Женя трогал языком и губами горячие, вернее, дымившиеся, красные ягоды шиповника, их можно было прокусывать, выискивая тягучий сок и самое мякоть.

Вечером Женя вышел немного погулять во двор.

«На свежий воздух» — Фамарь Никитична так говорила. Она долго одевала внука, кутала со всевозможным старанием: это, чтобы ноги не промокли, это, чтобы спина была в тепле, это, чтобы шею не надуло, а это, чтобы холодного воздуху не надышаться с непривычки.

Женя медленно спустился по лестнице, от которой уже успел отвыкнуть за время болезни. Она ему показалась чрезмерно узкой, а перила, лишенные привычной заботливости, выглядели со своим блеском в темноте заваленными и скрипучими, целым заваленным трещащим городом, тем же Кенигсбергом после войны, той же Калугойдва.

Скрипучие, светящиеся во мгле перила…

Женя вышел на улицу. С карьера доносился лай собак, ветер, как ни странно, отсутствовал. Крыльцо, деревянная приступка и дорожка к воротам хранили воспоминания. Воспоминания о Лиде — разбросанными и уже почти лысыми, ободранными еловыми ветками. Воспоминания и об отце Женечки с воем, с ветром, с духом, что скрипел, дудел, шумел, чтобы не сказать, разорялся в заброшенном дровяном сарае с проваленной крышей. Вот.

Вот этот огород, вот — вода, замерзшая в бочке, вот этот город-городок.

Было тихо.

Ведь сумерки только начинали спускаться с низкого неба. Да и небо было выкрашено полосами: пока крепкий матовый сердолик Коктебеля чешется о красное, белые паровые пути-линии на востоке грядут в клубах ладана и фиолетовый дым исходит слоистым треснутым халцедоном, а красное медленно угасает — гаснет, неотвратимо притом.

Итак, кровяное медленно угасает в базальтовой темноте гор, предгорий, холмов, горовосходных холмов, покрытых лесами, а в нашем случае — рваными тяжелыми облаками холода. Льда.

Значит, завтра будет морозно.

Значит, солнце будет погружаться в стекло снега, оставляя за собой вертикальный оранжевый столп углей.

Так вот, значит, завтра будет морозно, и карьерный паром, эта ржавая сварная лоханка, в каких, как правило, с полей свозят навозные кучи и глину по дренажным путям, еще крепче вмерзнет в грязный, щербатый лед у дебаркадера.

Значит, снова придется ковырять ломом заиндевевшее очко в сортире: «Но ничего, это даже хорошо!» — приговаривая.
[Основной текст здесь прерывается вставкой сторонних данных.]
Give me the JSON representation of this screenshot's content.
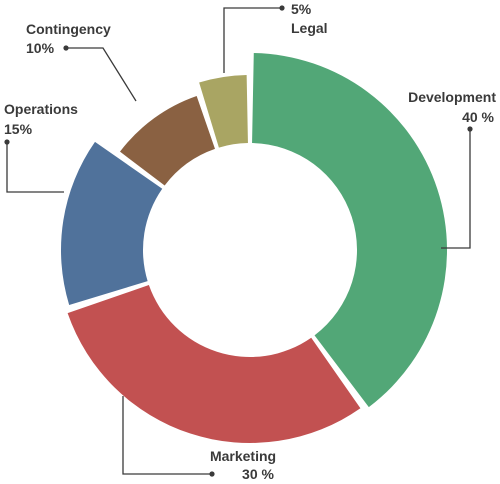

Женя прошелся по огороду до сарая, вернулся. Показалось столь недостаточным даже для самой избыточной, болезненной, неврастенической мнительности его: «Ведь ты мучим различными думами, страхами, страстями, наконец… да и немного горчит на вкус, бок побаливает, пугает воспоминание о головной боли». Открыл калитку на улицу.